Several factors contribute to the significant gap between domestic and international cloud service providers. Firstly, domestic cloud service providers have long been trapped in homogenized competition in the IaaS layer, failing to fully tap into customers' deep-seated business needs, which has weakened the revenue-generating capabilities of the more valuable PaaS and SaaS layers.
Secondly, the ecosystem is a crucial driver for cloud services. However, in China, the dominance of cloud service giants and their ever-expanding business boundaries have long impacted vendors in consulting, software, and integration, resulting in an incomplete and immature cloud ecosystem.
Thirdly, the coexistence of various cloud service forms, including public, private, hybrid, and dedicated clouds, has fragmented market demand. Coupled with clients' often customized service requirements, this has lowered cloud standardization, hindered the scalability and reusability of technologies, products, and services, increased operating costs, and made profitability challenging.
Fourthly, due to US restrictions on the export of high-end AI chips, the computing power costs for domestic AI large models remain high, posing significant obstacles to their research, development, and popularization.

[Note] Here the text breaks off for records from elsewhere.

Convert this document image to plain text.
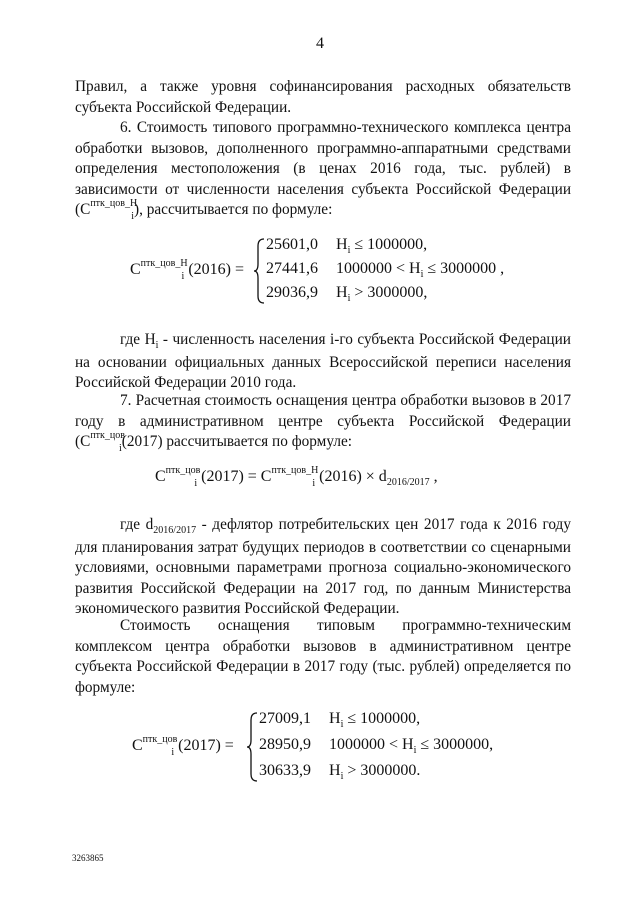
4

Правил, а также уровня софинансирования расходных обязательств субъекта Российской Федерации.

6. Стоимость типового программно-технического комплекса центра обработки вызовов, дополненного программно-аппаратными средствами определения местоположения (в ценах 2016 года, тыс. рублей) в зависимости от численности населения субъекта Российской Федерации $(C^{птк\_цов\_Н}_i)$, рассчитывается по формуле:

$C^{птк\_цов\_Н}_i$ (2016) =
25601,0 $H_i \le 1000000$,
27441,6 $1000000 < H_i \le 3000000$ ,
29036,9 $H_i > 3000000$,

где $H_i$ - численность населения i-го субъекта Российской Федерации на основании официальных данных Всероссийской переписи населения Российской Федерации 2010 года.

7. Расчетная стоимость оснащения центра обработки вызовов в 2017 году в административном центре субъекта Российской Федерации ($C^{птк\_цов}_i(2017)$ рассчитывается по формуле:

$C^{птк\_цов}_i$ $(2017) = C^{птк\_цов\_Н}_i$ $(2016) \times d_{2016/2017}$ ,

где $d_{2016/2017}$ - дефлятор потребительских цен 2017 года к 2016 году для планирования затрат будущих периодов в соответствии со сценарными условиями, основными параметрами прогноза социально-экономического развития Российской Федерации на 2017 год, по данным Министерства экономического развития Российской Федерации.

Стоимость оснащения типовым программно-техническим комплексом центра обработки вызовов в административном центре субъекта Российской Федерации в 2017 году (тыс. рублей) определяется по формуле:

$C^{птк\_цов}_i$ (2017) =
27009,1 $H_i \le 1000000$,
28950,9 $1000000 < H_i \le 3000000$,
30633,9 $H_i > 3000000$.
3263865
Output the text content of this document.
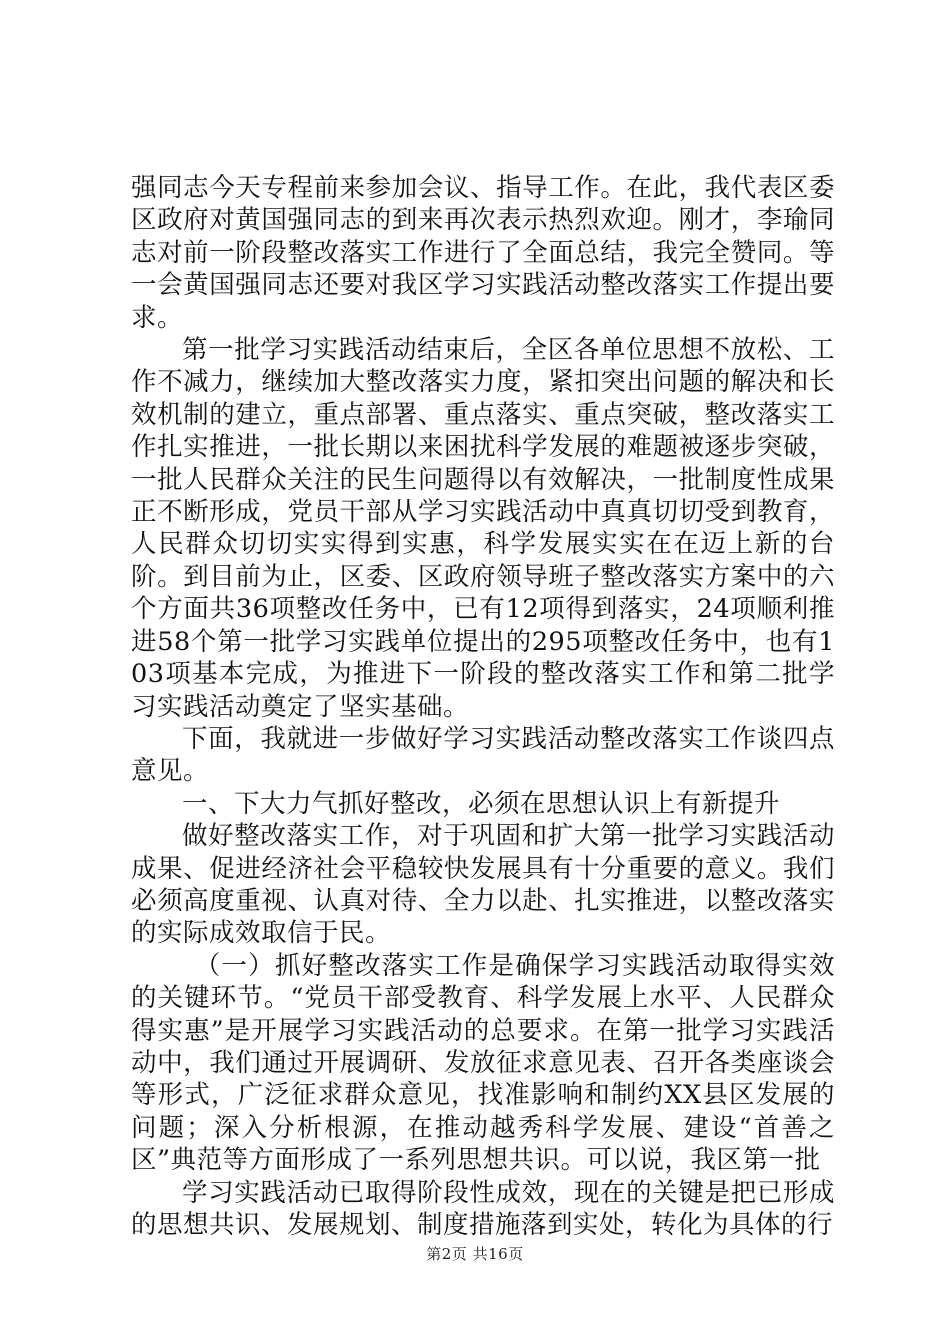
强同志今天专程前来参加会议、指导工作。在此，我代表区委区政府对黄国强同志的到来再次表示热烈欢迎。刚才，李瑜同志对前一阶段整改落实工作进行了全面总结，我完全赞同。等一会黄国强同志还要对我区学习实践活动整改落实工作提出要求。

第一批学习实践活动结束后，全区各单位思想不放松、工作不减力，继续加大整改落实力度，紧扣突出问题的解决和长效机制的建立，重点部署、重点落实、重点突破，整改落实工作扎实推进，一批长期以来困扰科学发展的难题被逐步突破，一批人民群众关注的民生问题得以有效解决，一批制度性成果正不断形成，党员干部从学习实践活动中真真切切受到教育，人民群众切切实实得到实惠，科学发展实实在在迈上新的台阶。到目前为止，区委、区政府领导班子整改落实方案中的六个方面共36项整改任务中，已有12项得到落实，24项顺利推进58个第一批学习实践单位提出的295项整改任务中，也有103项基本完成，为推进下一阶段的整改落实工作和第二批学习实践活动奠定了坚实基础。

下面，我就进一步做好学习实践活动整改落实工作谈四点意见。

一、下大力气抓好整改，必须在思想认识上有新提升

做好整改落实工作，对于巩固和扩大第一批学习实践活动成果、促进经济社会平稳较快发展具有十分重要的意义。我们必须高度重视、认真对待、全力以赴、扎实推进，以整改落实的实际成效取信于民。

（一）抓好整改落实工作是确保学习实践活动取得实效的关键环节。“党员干部受教育、科学发展上水平、人民群众得实惠”是开展学习实践活动的总要求。在第一批学习实践活动中，我们通过开展调研、发放征求意见表、召开各类座谈会等形式，广泛征求群众意见，找准影响和制约XX县区发展的问题；深入分析根源，在推动越秀科学发展、建设“首善之区”典范等方面形成了一系列思想共识。可以说，我区第一批

学习实践活动已取得阶段性成效，现在的关键是把已形成的思想共识、发展规划、制度措施落到实处，转化为具体的行

第2页 共16页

At present, domestic cloud service providers' AI chip capabilities need improvement, and it takes time for AI chips to evolve from research and development to mass procurement and, ultimately, the formation of a software ecosystem.
In fact, after strategic adjustments in recent years, domestic cloud service providers have reduced integrated projects and shifted their focus to self-developed products, leading to improved profits. However, it will take time to fully eliminate high investments, low growth, low profits, and the need for enhanced ecosystem, software, and AI computing capabilities.
Analysts suggest that domestic cloud service providers must abandon low-end competition tactics like price wars, business battles, and integration services. Instead, they should focus on the research and development of public clouds, high-end AI chips, large models, and AI applications, fundamentally enhancing the competitiveness of Chinese cloud services to compete with international cloud giants.",
04
Conclusion
The Cloud Town Conference brings two inspirations:
First, in the next few years, the domestic public cloud market will maintain a pattern of "one superpower and multiple powers", and Alibaba Cloud will still have an obvious advantage, but it will also face enormous pressure. How can Alibaba Cloud properly position itself, find new growth points, gain recognition from the capital market, and bring Alibaba's share price back to its peak? How can Alibaba Cloud achieve a global layout of cloud computing and AI and become a giant in international cloud services?
The biggest opponent in solving these challenges is actually Alibaba Cloud itself. For Alibaba Cloud, the most important thing is mindset. It must have the courage and perseverance to invest in and innovate technology. Without a commitment to technological innovation, there will be no future.
Second, the domestic cloud service market has gone through three stages. The first stage was the "land grab" phase, the second stage was improving technological strength, and now it has entered the third stage, where cloud computing is deeply integrated with large models, and cloud service providers seek their own differentiated competitiveness.
Overall, the competitive landscape of domestic cloud services is still in its early stages. As cloud service giants improve their businesses and ecosystems, and large models and related applications are implemented, giants like Alibaba Cloud will narrow the gap with international giants.
However, domestic cloud service providers need to reflect on years of product service homogenization and low-level competition. Indicators such as ROI, LTV, and CAC still require close attention, or else even if AI changes the cloud industry, cloud service providers will struggle to capture the market dividends brought by large AI models.